The presence of the rangers reduced logging on the mountain. But in all that time, these workers never had any sustained contact with the rest of the monarch community. First there was the language barrier. Then there was the fact that their hometown of Macheros has no phone or mail service. (And until last month, when we paid to have towers built to bring it here, no internet.)

The rangers were employed by the state park system, which didn’t care about data collection. When the Biosphere Reserve took over the area in 1986, they subcontracted data collection to an NGO that produces reports about forest and colony health without spending much time there. Their annual reports on colony size and logging incidence seems more politically motivated than fact based (Logging is not a problem anymore! Colony size is on the rebound!).

Potentially Joel’s dad and his fellow forest rangers knew so much about the colonies, but no one ever wrote anything down (minimally educated, they’re not all that comfortable with writing). My suegro can tell me that there used to be 150 instead of 50 trees covered in monarch clusters, but he cannot tell me when. While everyone eagerly awaited the monarch’s arrival, and kept note of the date, no one kept track of when they left each spring. But as monarch expert Lincoln Brower has pointed out, this information could tell us how the monarchs are responding to global warming.

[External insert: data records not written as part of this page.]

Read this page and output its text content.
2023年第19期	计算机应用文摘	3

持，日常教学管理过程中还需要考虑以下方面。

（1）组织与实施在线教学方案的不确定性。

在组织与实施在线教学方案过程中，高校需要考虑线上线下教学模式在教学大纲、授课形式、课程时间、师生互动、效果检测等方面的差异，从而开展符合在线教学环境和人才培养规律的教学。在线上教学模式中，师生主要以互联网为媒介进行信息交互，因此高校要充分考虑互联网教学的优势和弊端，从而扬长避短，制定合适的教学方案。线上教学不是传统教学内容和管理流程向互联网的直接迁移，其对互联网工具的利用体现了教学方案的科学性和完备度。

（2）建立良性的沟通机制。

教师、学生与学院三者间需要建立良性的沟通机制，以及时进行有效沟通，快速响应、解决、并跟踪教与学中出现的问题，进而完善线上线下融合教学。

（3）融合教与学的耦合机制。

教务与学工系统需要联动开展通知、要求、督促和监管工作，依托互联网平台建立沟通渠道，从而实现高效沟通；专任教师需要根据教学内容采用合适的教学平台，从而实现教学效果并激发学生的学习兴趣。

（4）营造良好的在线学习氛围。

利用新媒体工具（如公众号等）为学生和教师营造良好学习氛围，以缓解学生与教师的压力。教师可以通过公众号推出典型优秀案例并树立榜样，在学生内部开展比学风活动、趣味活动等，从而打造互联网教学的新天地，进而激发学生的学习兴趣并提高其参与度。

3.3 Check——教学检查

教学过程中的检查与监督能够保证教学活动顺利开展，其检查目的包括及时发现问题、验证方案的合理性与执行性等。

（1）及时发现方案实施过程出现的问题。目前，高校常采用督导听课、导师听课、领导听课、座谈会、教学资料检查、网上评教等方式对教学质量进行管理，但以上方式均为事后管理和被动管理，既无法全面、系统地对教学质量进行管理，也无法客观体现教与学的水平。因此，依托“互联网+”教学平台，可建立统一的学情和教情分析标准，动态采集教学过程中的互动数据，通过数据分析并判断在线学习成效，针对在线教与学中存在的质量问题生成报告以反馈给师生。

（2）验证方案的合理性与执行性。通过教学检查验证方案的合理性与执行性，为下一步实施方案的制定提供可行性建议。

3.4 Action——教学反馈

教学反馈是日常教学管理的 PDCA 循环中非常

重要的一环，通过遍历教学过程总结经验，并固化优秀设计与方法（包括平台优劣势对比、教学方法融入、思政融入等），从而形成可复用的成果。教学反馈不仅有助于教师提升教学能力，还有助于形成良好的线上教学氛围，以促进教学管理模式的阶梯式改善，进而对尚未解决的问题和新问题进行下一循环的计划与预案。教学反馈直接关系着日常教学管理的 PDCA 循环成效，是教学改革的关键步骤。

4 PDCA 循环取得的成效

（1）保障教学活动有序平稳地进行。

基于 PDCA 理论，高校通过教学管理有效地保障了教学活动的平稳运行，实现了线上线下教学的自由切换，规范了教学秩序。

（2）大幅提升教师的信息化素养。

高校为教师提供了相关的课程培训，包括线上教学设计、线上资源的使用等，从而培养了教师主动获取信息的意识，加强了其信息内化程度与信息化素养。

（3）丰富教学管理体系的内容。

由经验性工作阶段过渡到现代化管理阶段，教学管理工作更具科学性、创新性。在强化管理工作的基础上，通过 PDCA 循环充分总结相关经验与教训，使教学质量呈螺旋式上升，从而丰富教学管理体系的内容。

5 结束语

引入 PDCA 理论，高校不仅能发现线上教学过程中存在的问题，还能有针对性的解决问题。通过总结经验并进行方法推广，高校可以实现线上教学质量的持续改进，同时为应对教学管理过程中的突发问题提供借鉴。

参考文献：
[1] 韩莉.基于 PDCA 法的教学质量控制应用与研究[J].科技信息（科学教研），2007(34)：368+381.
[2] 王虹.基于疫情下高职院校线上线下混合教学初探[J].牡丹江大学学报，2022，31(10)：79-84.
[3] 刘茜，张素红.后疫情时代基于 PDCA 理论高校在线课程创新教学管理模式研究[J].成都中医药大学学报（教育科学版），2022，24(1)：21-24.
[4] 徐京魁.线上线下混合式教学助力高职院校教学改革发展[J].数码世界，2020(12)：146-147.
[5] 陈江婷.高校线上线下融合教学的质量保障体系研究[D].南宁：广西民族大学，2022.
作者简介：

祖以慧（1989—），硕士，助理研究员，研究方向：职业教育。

When the rangers retired in 2014, the agency that employed him took 6 months to get their replacements in place. In the meantime illegal logging in Cerro Pelon’s core protected area exploded. Even after the new rangers started, they didn’t have the same connections their predecessors had developed over the years, and logging continued apace. It was at their urging that we formed an NGO called Butterflies and Their People so that we could look for funding to increase the presence of professional personnel on Cerro Pelon.

Ant logging on Cerro Pelon that took place during a six month period when it had no rangers.

As the proposal I wrote for this project developed, the job description became more professional citizen scientist than ranger. Our rangers could be trained to collect data to answer questions that oddly enough have never been systematically investigated in the Monarch Butterfly Biosphere Reserve, such as How does the size of the colony fluctuate over the course of the season? How successful are all the reforestation efforts that are going on? Is natural regeneration more effective than reforestation? What percentage of the colony dies over the course of the season, and what are the major causes of death (bird strike, starvation)? What are the GPS points of logged trees?

Now that we’ve brought the internet here, Mexico doesn’t have to fall off the map anymore. Dplex doesn’t have to fall silent every winter. We can put Mexican citizen scientists on the grid and in contact with the rest of the monarch research community.

Maybe you’re saying but wait a minute, citizen scientist is a volunteer position. But there’s already a precedent for citizen science as a compensated avocation: in Mexico, Monarch Watch provides a budget to pay people who turn in recovered tags. This decision recognizes an economic reality: if people are not compensated for participatory ecology, they’ll find other things to do. And lucrative illegal logging is usually the other thing that people do.

These tags were purchased from guides at the El Rosario sanctuary in Michoacan.

It is my hope that by democratizing citizen science we can get more locals involved in caring for and caring about the migration, and thus reduce logging. That our project can forge direct connections between locals and researchers and thus bypass the Mexican bureaucracies that don’t really seem to have the monarchs’ interests at heart. In the process, we can make data collection more transparent, flexible and responsive. This transnational conservation effort must become truly transnational if it is to succeed.